Apple once envisioned of self-driving vehicles with retractable bumpers. A few years back, the firm filed a copyright for “expandable bumpers” with the US PTO (Patent and Trademark Office). The patent was posted this week, but even if Apple was once serious about including inflatable bumpers to its cars, the firm has since scaled and pivoted back its efforts for self-driving vehicle Project Titan.

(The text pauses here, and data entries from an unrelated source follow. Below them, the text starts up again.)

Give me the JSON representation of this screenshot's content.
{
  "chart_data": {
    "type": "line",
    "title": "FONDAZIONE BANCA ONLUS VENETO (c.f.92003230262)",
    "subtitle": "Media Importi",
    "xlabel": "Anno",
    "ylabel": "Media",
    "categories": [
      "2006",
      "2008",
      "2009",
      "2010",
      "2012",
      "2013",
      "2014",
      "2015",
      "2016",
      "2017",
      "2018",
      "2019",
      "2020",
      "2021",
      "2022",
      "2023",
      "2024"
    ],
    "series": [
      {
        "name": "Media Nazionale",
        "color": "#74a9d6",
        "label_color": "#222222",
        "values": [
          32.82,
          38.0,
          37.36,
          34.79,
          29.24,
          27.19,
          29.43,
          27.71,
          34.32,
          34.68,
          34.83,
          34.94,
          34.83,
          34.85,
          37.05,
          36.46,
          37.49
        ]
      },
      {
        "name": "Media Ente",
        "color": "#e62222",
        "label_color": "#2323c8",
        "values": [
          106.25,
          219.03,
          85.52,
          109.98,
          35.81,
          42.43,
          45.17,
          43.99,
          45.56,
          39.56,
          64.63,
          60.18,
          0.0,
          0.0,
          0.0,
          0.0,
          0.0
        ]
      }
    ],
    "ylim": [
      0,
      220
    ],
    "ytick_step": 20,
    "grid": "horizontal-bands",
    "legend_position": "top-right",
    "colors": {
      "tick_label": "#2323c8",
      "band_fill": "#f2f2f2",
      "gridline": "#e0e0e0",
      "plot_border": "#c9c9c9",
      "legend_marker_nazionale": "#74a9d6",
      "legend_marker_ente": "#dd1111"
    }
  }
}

The patent tells about an inflatable bladder with an expandable bumper in front of it. The bumper can be placed flush with the car, or the bumper might expand forward when the bladder is inflated. To pull in, the bumper might depend on a spring method, and the inflatable bladder might be amassed in a hollow space within the car. As media underlines, this design might provide a unique aesthetic, as well as benefits such as being capable of retracting the bumper to fit into small parking spaces. In addition to this, a bumper supported by an air cushion can offer added defense in a collision.
While the patent is new, it is more of a sign for the types of stuff Project Titan envisioned up as compared to what it has promised. In 2016, Apple moved its aim from developing a complete vehicle to designing self-driving technology, and previously this year, the firm slashed off 190 members of Project Titan. Yet, the firm has carried on to make high-profile automotive appointments, comprising Andrew Kim, formerly of Microsoft and Tesla, and Doug Field, an ex-Tesla employee.
On a related note, the newest self-driving company to be merged is Drive.ai. The firm has been operating on AI tech for a few years for autonomous cars, but discovered itself low on money in a growing competitive industry. Now, just as the media claims that it filed with watchdogs about closing down, Apple purchased it for an unnamed amount.